Best configuration for AWS S3 Deep Archive backups

I have a TrueNAS Scale file server with a storage pool offering up to 103 TB of space, 38 TB of which are currently in use. I am currently looking for the cheapest way to keep my data safe in the event of a catastrophic failure. Of all the research I have done so far, it seems like the cheapest way to go would be AWS S3 Deep Archive. My storage pool runs RAIDZ2 (ZFS equivalent of RAID 6) on 8 individual disks. This redundancy seems to be secure enough that I can get away with backing up my data to a cheaper location at the sacrifice of both the cost of restoration and the ease of restoration. From the reading I have done on AWS S3 Deep Archive, I need to keep files stored for at least 180 days to avoid extra fees.

With the above in mind, I am wondering if there is a rclone configuration perhaps working in conjunction with an S3 bucket lifecycle policy that can do the following.

  1. Upload new files to S3 Deep Archive.
  2. Upload new versions of files as different files to avoid overwriting files already in the archive.
  3. Only delete non-current versions of files from the archive once the 180-day period has passed.

I am not worried about individual requests made to S3 as I plan on using the --size-only flag to minimize the number of requests made to S3.

Any insight to this is much appreciated.

hello and welcome to the forum,

  1. that should be a simple rclone copy, perhaps with --immutable
  2. aws supports versioning.
  3. lifecycle should be able to do that.

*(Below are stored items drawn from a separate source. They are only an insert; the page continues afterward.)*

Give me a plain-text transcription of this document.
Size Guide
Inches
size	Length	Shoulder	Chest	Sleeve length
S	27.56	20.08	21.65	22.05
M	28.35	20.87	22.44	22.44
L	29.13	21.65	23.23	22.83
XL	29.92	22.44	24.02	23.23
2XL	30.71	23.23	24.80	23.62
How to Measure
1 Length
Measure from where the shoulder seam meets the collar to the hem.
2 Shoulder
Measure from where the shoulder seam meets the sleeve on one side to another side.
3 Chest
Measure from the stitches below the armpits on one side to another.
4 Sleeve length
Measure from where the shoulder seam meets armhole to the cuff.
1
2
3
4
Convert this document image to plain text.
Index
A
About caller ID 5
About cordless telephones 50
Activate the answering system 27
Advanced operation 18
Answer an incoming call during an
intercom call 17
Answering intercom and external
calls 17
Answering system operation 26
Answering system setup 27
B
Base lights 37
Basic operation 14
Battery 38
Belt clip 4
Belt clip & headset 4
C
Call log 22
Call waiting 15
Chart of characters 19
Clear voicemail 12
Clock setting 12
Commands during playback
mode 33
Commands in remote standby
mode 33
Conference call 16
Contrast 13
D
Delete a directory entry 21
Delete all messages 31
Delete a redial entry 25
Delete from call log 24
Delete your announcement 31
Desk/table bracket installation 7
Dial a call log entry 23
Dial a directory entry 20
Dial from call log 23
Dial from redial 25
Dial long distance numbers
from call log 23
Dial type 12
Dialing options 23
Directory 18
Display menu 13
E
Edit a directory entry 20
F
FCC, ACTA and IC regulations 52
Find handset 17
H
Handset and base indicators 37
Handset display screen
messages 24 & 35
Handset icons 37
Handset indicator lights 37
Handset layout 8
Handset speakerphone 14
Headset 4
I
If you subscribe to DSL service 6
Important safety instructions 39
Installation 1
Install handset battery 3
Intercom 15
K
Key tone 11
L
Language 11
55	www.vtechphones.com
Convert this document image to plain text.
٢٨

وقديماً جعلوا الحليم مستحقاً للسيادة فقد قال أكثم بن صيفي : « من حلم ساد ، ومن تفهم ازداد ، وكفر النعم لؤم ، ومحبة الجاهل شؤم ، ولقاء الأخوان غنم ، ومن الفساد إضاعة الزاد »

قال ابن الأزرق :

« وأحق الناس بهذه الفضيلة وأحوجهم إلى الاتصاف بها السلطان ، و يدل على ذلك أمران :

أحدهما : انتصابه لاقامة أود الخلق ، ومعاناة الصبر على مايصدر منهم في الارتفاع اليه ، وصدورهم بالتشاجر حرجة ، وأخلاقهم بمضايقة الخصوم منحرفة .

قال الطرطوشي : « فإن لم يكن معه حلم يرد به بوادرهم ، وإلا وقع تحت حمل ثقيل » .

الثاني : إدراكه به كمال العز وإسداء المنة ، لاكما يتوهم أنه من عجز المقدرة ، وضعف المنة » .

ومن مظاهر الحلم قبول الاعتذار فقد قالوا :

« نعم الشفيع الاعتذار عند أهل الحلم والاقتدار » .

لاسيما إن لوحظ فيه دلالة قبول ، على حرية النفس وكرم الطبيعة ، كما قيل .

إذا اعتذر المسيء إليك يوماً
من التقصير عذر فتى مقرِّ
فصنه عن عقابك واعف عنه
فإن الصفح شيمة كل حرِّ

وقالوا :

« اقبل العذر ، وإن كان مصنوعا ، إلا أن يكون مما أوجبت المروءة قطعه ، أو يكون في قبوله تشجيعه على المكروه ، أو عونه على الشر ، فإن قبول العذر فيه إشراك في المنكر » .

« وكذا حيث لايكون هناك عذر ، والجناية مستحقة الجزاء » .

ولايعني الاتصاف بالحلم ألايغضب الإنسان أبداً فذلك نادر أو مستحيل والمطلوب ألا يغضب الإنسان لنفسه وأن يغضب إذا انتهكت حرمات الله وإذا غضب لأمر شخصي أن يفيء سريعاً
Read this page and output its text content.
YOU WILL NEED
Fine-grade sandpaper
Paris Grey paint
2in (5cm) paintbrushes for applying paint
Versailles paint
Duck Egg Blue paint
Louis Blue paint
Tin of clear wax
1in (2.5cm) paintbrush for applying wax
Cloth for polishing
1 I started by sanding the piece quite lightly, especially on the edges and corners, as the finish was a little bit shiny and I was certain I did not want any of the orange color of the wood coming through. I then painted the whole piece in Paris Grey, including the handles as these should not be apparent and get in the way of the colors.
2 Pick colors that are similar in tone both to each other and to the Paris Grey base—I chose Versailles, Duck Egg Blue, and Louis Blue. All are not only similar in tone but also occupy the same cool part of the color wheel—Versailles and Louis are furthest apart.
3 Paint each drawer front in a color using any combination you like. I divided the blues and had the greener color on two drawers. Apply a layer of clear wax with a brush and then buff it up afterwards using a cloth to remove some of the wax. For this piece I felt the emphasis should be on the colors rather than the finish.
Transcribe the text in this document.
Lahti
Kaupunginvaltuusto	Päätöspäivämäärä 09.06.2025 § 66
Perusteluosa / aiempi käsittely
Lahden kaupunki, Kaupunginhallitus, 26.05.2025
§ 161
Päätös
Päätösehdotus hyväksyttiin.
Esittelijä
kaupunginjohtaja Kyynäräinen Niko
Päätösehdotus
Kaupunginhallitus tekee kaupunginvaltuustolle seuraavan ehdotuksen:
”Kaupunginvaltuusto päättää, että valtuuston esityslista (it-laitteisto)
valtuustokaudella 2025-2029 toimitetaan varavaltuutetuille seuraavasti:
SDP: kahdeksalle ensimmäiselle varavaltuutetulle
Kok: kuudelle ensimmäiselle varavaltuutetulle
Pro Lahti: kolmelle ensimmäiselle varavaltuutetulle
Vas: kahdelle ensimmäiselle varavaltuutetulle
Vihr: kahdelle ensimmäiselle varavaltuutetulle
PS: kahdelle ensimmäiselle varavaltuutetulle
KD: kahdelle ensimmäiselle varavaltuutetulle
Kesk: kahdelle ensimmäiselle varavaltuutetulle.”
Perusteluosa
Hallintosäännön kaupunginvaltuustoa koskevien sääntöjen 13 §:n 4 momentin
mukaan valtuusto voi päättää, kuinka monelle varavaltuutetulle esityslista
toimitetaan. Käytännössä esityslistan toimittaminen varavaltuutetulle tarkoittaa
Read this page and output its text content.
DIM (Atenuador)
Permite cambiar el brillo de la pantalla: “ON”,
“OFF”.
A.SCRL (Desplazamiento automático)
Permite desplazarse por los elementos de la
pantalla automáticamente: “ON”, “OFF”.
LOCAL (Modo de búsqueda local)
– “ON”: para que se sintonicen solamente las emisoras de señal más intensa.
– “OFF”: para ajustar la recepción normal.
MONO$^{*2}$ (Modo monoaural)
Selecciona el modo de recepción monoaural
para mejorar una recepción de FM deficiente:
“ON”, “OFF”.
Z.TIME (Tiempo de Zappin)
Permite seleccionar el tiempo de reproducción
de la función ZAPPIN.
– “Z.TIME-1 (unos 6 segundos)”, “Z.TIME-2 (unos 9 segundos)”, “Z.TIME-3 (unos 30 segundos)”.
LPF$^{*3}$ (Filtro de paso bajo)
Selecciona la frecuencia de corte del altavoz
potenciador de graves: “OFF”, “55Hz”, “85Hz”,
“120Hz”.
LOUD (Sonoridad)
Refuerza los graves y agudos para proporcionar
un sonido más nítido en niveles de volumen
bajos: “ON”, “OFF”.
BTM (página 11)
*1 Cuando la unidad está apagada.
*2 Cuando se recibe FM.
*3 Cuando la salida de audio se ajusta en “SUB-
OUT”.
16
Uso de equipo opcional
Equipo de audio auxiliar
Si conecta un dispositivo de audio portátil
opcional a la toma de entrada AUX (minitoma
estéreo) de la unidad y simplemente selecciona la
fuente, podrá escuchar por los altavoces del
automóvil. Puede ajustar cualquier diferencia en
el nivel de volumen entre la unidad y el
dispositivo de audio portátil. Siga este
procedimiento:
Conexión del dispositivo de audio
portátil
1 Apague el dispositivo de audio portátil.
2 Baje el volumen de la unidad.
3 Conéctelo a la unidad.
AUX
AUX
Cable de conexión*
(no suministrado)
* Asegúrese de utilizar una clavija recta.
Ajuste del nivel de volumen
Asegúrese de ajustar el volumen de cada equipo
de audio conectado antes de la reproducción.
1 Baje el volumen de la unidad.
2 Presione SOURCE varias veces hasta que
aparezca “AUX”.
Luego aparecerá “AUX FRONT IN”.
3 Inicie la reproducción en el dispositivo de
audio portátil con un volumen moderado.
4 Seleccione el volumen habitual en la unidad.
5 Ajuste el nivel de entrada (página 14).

Do you know what kind of lifecycle configuration I would need to accomplish my purposes? If I understand correctly, rclone copy with --immutable will not touch anything already existing in the cloud. If I create a lifecycle rule that marks every file as non-current after x amount of days, is rclone able to mark those files as current again, if they still exist locally?

https://docs.aws.amazon.com/AmazonS3/latest/userguide/object-lifecycle-mgmt.html

So, I understand S3 lifecycle configurations but I don’t want a lifecycle configuration to expire objects if those objects still exist locally. Is this at all possible? Does rclone make sure that S3 is aware of the current version?

s3 is always aware of whatever files are stored inside it.

aws s3 knows nothing about your local file system.

This topic was automatically closed 3 days after the last reply. New replies are no longer allowed.